Adına 'İnönü" mü, "Mithat Paşa" mı yoksa "Fiyapı" mı diyeceğimi bilemediğim için, Beşiktaş'ın stadı dedim.
Böylece, tıpkı Emek Sineması gibi, çocukluk anılarımız da çöpe gidecek: Gazhane'nin kara suratlı depoları, skor tabelasının teneke levhalarını merdivene çıkıp değiştiren adam, bir liraya girdiğimiz "Teksas tribünü", çıkışta Dolmabahçe duvarının köşesinde yirmi beş kuruşa mis kokulu ve sımsıcak cevizli çörek satan yaşlı amca... O çöreği yiyebilmek için maç bitmeden birkaç dakika önce dışarı atardık kendimizi... Kalmazdı çünkü...
Stadı yıkmakla doğru yapıyorlar ama yerine yenisini yapmakla iyi etmiyorlar.
Elbette koskoca Beşiktaş camiası, kendine yepyeni ve görkemli stadyumlar uyduran Fenerbahçe ile Galatasaray'dan geri kalmayacaktı...
Ama daha uygun bir yer bulunamaz mıydı?
Niçin Galatasaray, Ali Sami Yen'i olduğu yerde yıkıp yeniden yapmamıştır da çevre yolunun kıyısında daha uzak bir yere taşımıştır?
Beşiktaş niçin böyle bir yer bulamamıştır? (Trafiği düğüm düğüm Fulya Tarlası demedik.)
Sorun parada mı? Araziyi devlete (ya da özel şirkete) satarsın, o parayla başka bir yer alırsın, ya da değiştokuş edersin.
Çünkü o stadyum, dünyada "bir imparatorluk sarayının kıçına yapıştırılmış" ilk ve tek örnektir.
Tamam, konum olarak "maç bitince seyircinin boşalması" kolaydır da...
Saray dibinde top oynanmaz.
Bu stadı yapanlar Osmanlı'dan o kadar nefret ediyorlardı ki, Taksim'deki topçu kışlasını yıktıkları gibi, Dolmabahçe Sarayı'nın dibine futbol stadyumu yapmakta da beis görmediler. (Tuhaftır, Osmanlı'yı yıkıp yokeden ve tarihten de silmek isteyen Büyük Önder, İstanbul'a geldikçe o sarayda kalmakta hiçbir sakınca görmemişti... Bu ne yaman çelişki anne?)

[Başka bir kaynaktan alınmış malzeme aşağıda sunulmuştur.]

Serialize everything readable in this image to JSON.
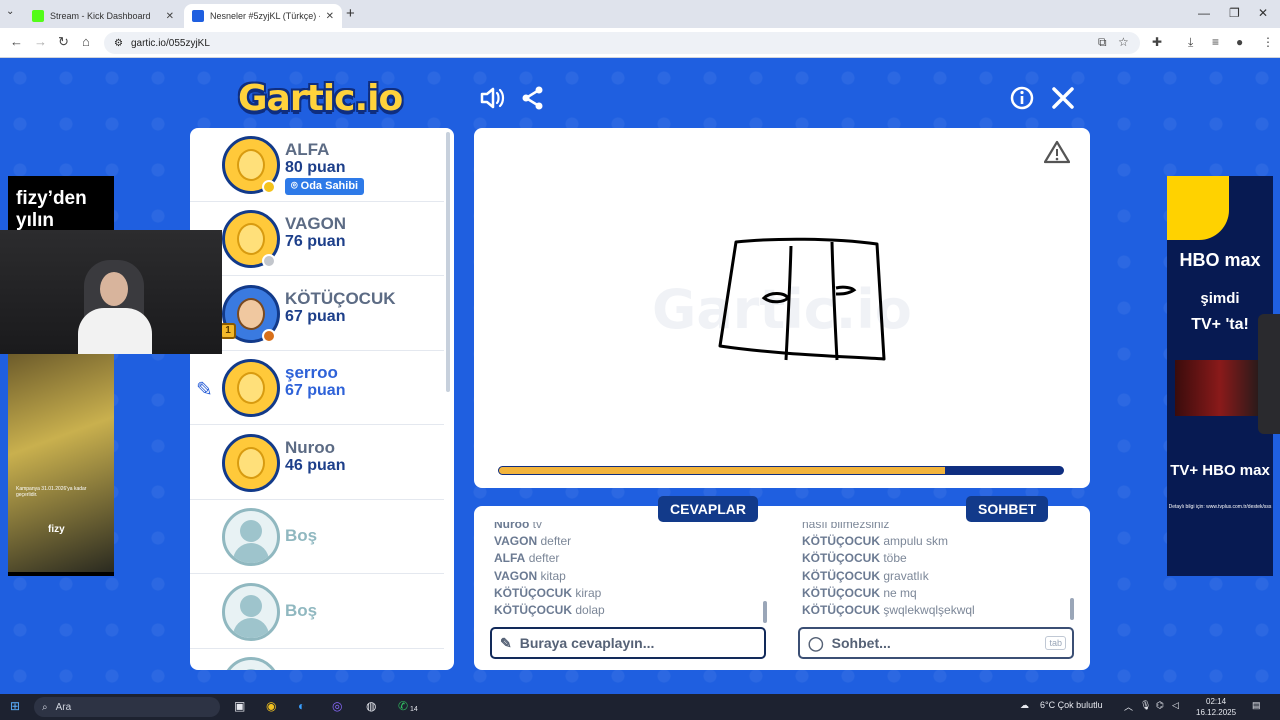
{
  "browser": {
    "tabs": [
      {
        "label": "Stream - Kick Dashboard",
        "favicon_color": "#53fc18"
      },
      {
        "label": "Nesneler #5zyjKL (Türkçe) - Gar",
        "favicon_color": "#1f5fe0"
      }
    ],
    "url": "gartic.io/055zyjKL"
  },
  "game": {
    "logo": "Gartic.io",
    "watermark": "Gartic.io",
    "progress_fraction": 0.79,
    "players": [
      {
        "name": "ALFA",
        "points": "80 puan",
        "badge": "Oda Sahibi",
        "dot": "#f4c21a",
        "state": "normal"
      },
      {
        "name": "VAGON",
        "points": "76 puan",
        "dot": "#c2c6cc",
        "state": "normal"
      },
      {
        "name": "KÖTÜÇOCUK",
        "points": "67 puan",
        "dot": "#d8701a",
        "state": "normal",
        "rank": "1"
      },
      {
        "name": "şerroo",
        "points": "67 puan",
        "state": "drawing"
      },
      {
        "name": "Nuroo",
        "points": "46 puan",
        "state": "normal"
      },
      {
        "name": "Boş",
        "state": "empty"
      },
      {
        "name": "Boş",
        "state": "empty"
      }
    ],
    "answers": {
      "title": "CEVAPLAR",
      "messages": [
        {
          "who": "Nuroo",
          "text": "tv"
        },
        {
          "who": "VAGON",
          "text": "defter"
        },
        {
          "who": "ALFA",
          "text": "defter"
        },
        {
          "who": "VAGON",
          "text": "kitap"
        },
        {
          "who": "KÖTÜÇOCUK",
          "text": "kirap"
        },
        {
          "who": "KÖTÜÇOCUK",
          "text": "dolap"
        }
      ],
      "placeholder": "Buraya cevaplayın..."
    },
    "chat": {
      "title": "SOHBET",
      "messages": [
        {
          "who": "",
          "text": "nasıl bilmezsiniz"
        },
        {
          "who": "KÖTÜÇOCUK",
          "text": "ampulu skm"
        },
        {
          "who": "KÖTÜÇOCUK",
          "text": "töbe"
        },
        {
          "who": "KÖTÜÇOCUK",
          "text": "gravatlık"
        },
        {
          "who": "KÖTÜÇOCUK",
          "text": "ne mq"
        },
        {
          "who": "KÖTÜÇOCUK",
          "text": "şwqlekwqlşekwql"
        }
      ],
      "placeholder": "Sohbet...",
      "hint": "tab"
    }
  },
  "ads": {
    "left_headline": "fizy’den yılın",
    "left_brand": "fizy",
    "left_small": "Kampanya 31.01.2026'ya kadar geçerlidir.",
    "right_lines": [
      "HBO max",
      "şimdi",
      "TV+ 'ta!",
      "TV+ HBO max"
    ],
    "right_small": "Detaylı bilgi için: www.tvplus.com.tr/destek/sss"
  },
  "taskbar": {
    "search": "Ara",
    "weather": "6°C  Çok bulutlu",
    "time": "02:14",
    "date": "16.12.2025",
    "whatsapp_badge": "14"
  }
}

Birinin yerine İnönü Gezisi yapıldı tabii, ötekinin ahırlarının yerine de İnönü Stadı.
(Aynı kişilerin torunları, elli yıl sonra, "sarayın tepesine otel yapılıyor, bu ne rezalet" diye yaygara koparmayı bildiler ama... Çünkü İnönü yaptırınca oluyordu da Özal yaptırınca olmuyordu!...)
Ahırların "rölövesi" herhalde bir yerlerde olsa gerektir...

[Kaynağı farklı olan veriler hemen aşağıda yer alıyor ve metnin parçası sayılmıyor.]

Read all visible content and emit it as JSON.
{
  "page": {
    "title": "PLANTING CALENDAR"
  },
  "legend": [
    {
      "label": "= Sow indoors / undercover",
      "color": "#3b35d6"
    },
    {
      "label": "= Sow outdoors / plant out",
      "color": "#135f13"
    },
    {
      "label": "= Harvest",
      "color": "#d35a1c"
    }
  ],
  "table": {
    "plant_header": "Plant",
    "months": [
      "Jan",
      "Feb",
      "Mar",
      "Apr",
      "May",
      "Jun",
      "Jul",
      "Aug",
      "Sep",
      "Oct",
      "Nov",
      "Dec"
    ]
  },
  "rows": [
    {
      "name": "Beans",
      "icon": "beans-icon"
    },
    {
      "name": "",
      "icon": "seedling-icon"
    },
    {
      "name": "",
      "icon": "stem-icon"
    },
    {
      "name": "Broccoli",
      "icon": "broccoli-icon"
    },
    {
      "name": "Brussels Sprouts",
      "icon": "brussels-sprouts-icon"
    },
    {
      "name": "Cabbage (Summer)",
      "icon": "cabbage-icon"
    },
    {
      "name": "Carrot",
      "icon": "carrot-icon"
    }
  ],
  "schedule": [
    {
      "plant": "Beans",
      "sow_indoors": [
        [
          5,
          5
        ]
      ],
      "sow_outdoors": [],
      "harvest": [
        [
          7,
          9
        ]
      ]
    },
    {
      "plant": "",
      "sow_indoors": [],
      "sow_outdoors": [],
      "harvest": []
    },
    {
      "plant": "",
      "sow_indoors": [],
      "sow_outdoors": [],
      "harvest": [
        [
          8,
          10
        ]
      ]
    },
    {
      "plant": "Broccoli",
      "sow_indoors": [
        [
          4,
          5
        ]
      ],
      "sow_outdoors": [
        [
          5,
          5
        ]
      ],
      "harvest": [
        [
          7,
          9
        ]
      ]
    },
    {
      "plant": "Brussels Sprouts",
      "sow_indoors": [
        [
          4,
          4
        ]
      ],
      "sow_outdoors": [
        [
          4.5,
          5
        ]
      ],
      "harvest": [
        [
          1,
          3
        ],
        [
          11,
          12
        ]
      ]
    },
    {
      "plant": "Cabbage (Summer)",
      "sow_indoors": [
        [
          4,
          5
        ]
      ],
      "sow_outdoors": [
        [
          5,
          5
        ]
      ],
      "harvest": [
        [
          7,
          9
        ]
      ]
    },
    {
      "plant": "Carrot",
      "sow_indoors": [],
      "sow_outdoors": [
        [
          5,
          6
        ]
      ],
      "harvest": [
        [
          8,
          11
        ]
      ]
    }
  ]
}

Bunların görüntüsü yeniden inşa edilerek, çevresinde yeşil alanı da bol tutulmuş bir kültür merkezine, içinde sineması tiyatrosu, konser salonu sergi salonu, kahvesi lokantası olan bir "komplekse" dönüştürülmesi kimsenin aklına gelmedi, belki de kimsenin buna maçası sıkmadı.
Bunun yerine, bazı kişiler stadın yerine "katlı otopark" yapmayı bile düşünebilecek kadar saçmaladılar.
Otel isteyenler de oldu.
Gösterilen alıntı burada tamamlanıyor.